Question: Décris ton travail en une phrase.

Réponse: Je suis entrepreneur à temps plein, freelancer en développement web, depuis maintenant 4 ans et demi.

Q: As-tu toujours su que tu deviendrais entrepreneur?

R: Avant de le devenir, j’étais persuadé que le travail autonome n’était pas fait pour moi!

Q: Et pourquoi donc?

R: J’étais repoussé par ce que les tests et autres caractéristiques « indispensables » de l’entrepreneur typique véhiculaient comme valeurs: ambition, leadership, être visionnaire ou encore aimer les risques… rien de tout cela ne résonnait en moi, et toujours pas d’ailleurs aujourd’hui!

Q: Quelles sont alors les caractéristiques de l’entrepreneuriat selon toi?

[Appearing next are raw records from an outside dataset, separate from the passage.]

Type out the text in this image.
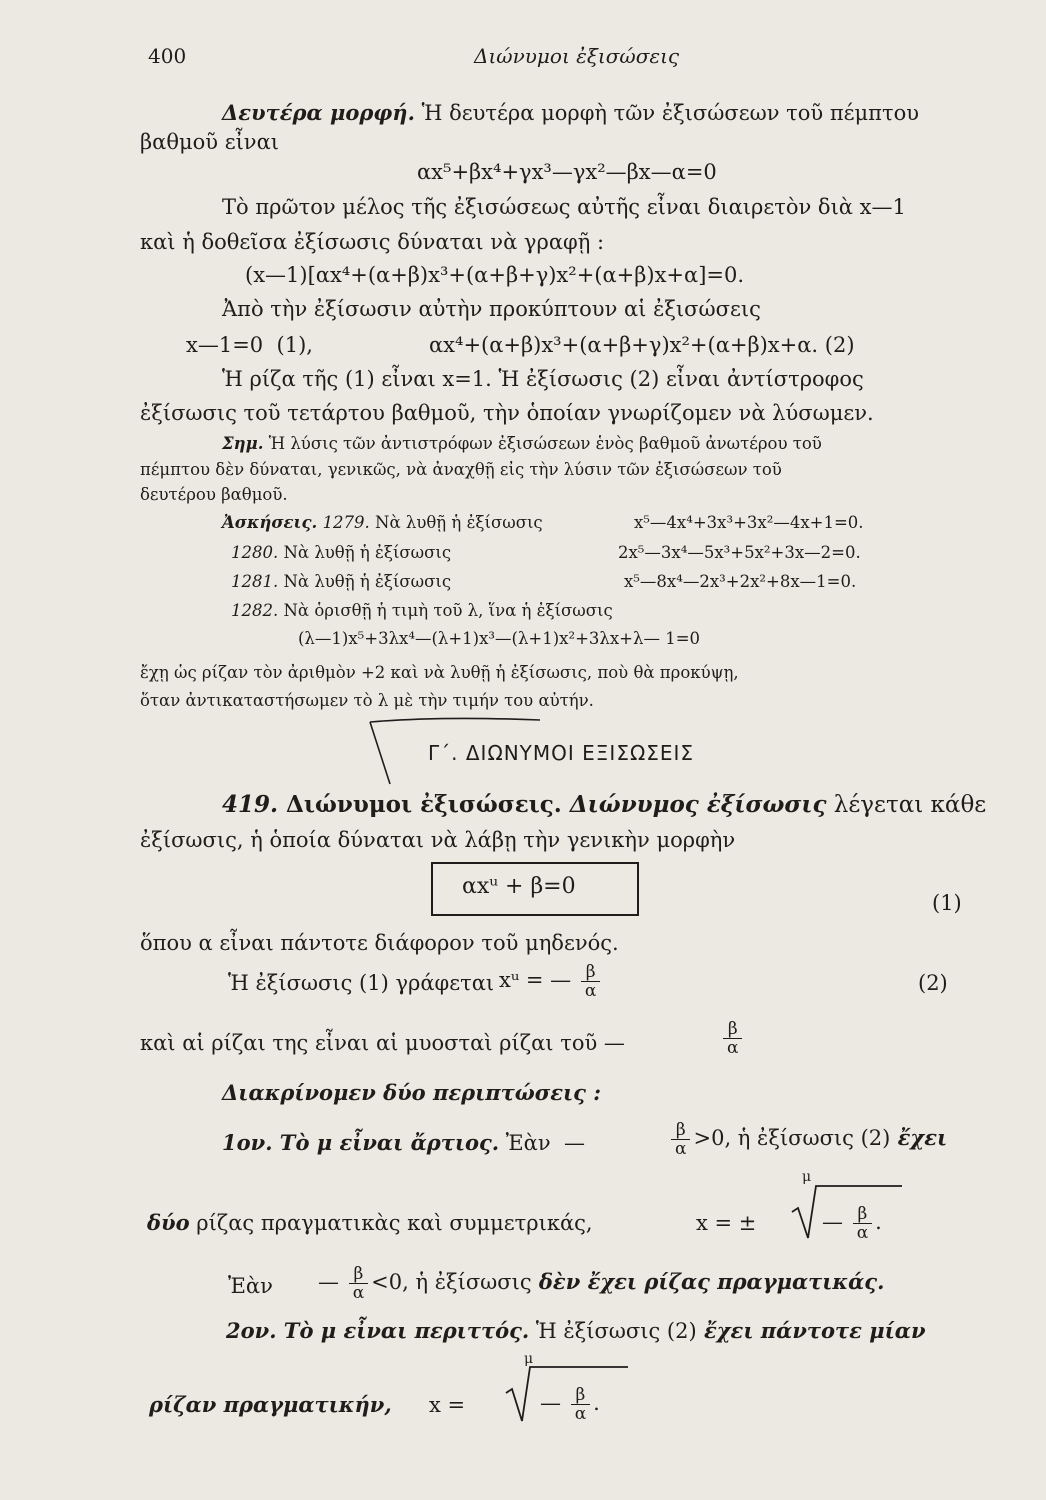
400	Διώνυμοι ἐξισώσεις
Δευτέρα μορφή. Ἡ δευτέρα μορφὴ τῶν ἐξισώσεων τοῦ πέμπτου
βαθμοῦ εἶναι
αx⁵+βx⁴+γx³—γx²—βx—α=0
Τὸ πρῶτον μέλος τῆς ἐξισώσεως αὐτῆς εἶναι διαιρετὸν διὰ x—1
καὶ ἡ δοθεῖσα ἐξίσωσις δύναται νὰ γραφῇ :
(x—1)[αx⁴+(α+β)x³+(α+β+γ)x²+(α+β)x+α]=0.
Ἀπὸ τὴν ἐξίσωσιν αὐτὴν προκύπτουν αἱ ἐξισώσεις
x—1=0  (1),	αx⁴+(α+β)x³+(α+β+γ)x²+(α+β)x+α. (2)
Ἡ ρίζα τῆς (1) εἶναι x=1. Ἡ ἐξίσωσις (2) εἶναι ἀντίστροφος
ἐξίσωσις τοῦ τετάρτου βαθμοῦ, τὴν ὁποίαν γνωρίζομεν νὰ λύσωμεν.
Σημ. Ἡ λύσις τῶν ἀντιστρόφων ἐξισώσεων ἑνὸς βαθμοῦ ἀνωτέρου τοῦ
πέμπτου δὲν δύναται, γενικῶς, νὰ ἀναχθῇ εἰς τὴν λύσιν τῶν ἐξισώσεων τοῦ
δευτέρου βαθμοῦ.
Ἀσκήσεις. 1279. Νὰ λυθῇ ἡ ἐξίσωσις	x⁵—4x⁴+3x³+3x²—4x+1=0.
1280. Νὰ λυθῇ ἡ ἐξίσωσις	2x⁵—3x⁴—5x³+5x²+3x—2=0.
1281. Νὰ λυθῇ ἡ ἐξίσωσις	x⁵—8x⁴—2x³+2x²+8x—1=0.
1282. Νὰ ὁρισθῇ ἡ τιμὴ τοῦ λ, ἵνα ἡ ἐξίσωσις
(λ—1)x⁵+3λx⁴—(λ+1)x³—(λ+1)x²+3λx+λ— 1=0
ἔχῃ ὡς ρίζαν τὸν ἀριθμὸν +2 καὶ νὰ λυθῇ ἡ ἐξίσωσις, ποὺ θὰ προκύψῃ,
ὅταν ἀντικαταστήσωμεν τὸ λ μὲ τὴν τιμήν του αὐτήν.
Γ΄. ΔΙΩΝΥΜΟΙ ΕΞΙΣΩΣΕΙΣ
419. Διώνυμοι ἐξισώσεις. Διώνυμος ἐξίσωσις λέγεται κάθε
ἐξίσωσις, ἡ ὁποία δύναται νὰ λάβῃ τὴν γενικὴν μορφὴν
αxᵘ + β=0
(1)
ὅπου α εἶναι πάντοτε διάφορον τοῦ μηδενός.
Ἡ ἐξίσωσις (1) γράφεται xᵘ = — $\frac{\beta}{\alpha}$	(2)
καὶ αἱ ρίζαι της εἶναι αἱ μυοσταὶ ρίζαι τοῦ —	$\frac{\beta}{\alpha}$
Διακρίνομεν δύο περιπτώσεις :
1ον. Τὸ μ εἶναι ἄρτιος. Ἐὰν  —	$\frac{\beta}{\alpha} >0$, ἡ ἐξίσωσις (2) ἔχει
δύο ρίζας πραγματικὰς καὶ συμμετρικάς,	x = ±
μ
— $\frac{\beta}{\alpha}$ .
Ἐὰν — $\frac{\beta}{\alpha} <0$, ἡ ἐξίσωσις δὲν ἔχει ρίζας πραγματικάς.
2ον. Τὸ μ εἶναι περιττός. Ἡ ἐξίσωσις (2) ἔχει πάντοτε μίαν
ρίζαν πραγματικήν, x =
μ
— $\frac{\beta}{\alpha}$ .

R: Depuis 18 mois j’ai un passe-temps que je considère dans sa préparation et son exécution comme étant ce qui se rapproche le plus de l’acte entrepreneurial, au sens où je le vis. Il s’agit pourtant d’artisanat tout simplement – de reproduction d’images en mosaïque. Néanmoins, plus j’en fais et plus je décèle des rapprochements évidents avec les prérequis de mon quotidien de freelancing et les qualités qui en font une business qui fonctionne.

Q: Tu dis donc qu’un entrepreneur doit être un artisan?

R: Pas du tout, je dis seulement qu’il ne faut pas nécessairement être ambitieux, workaholic ou être accro aux risques pour devenir travailleur autonome. Parfois, cela se révèle à travers d’autres activités…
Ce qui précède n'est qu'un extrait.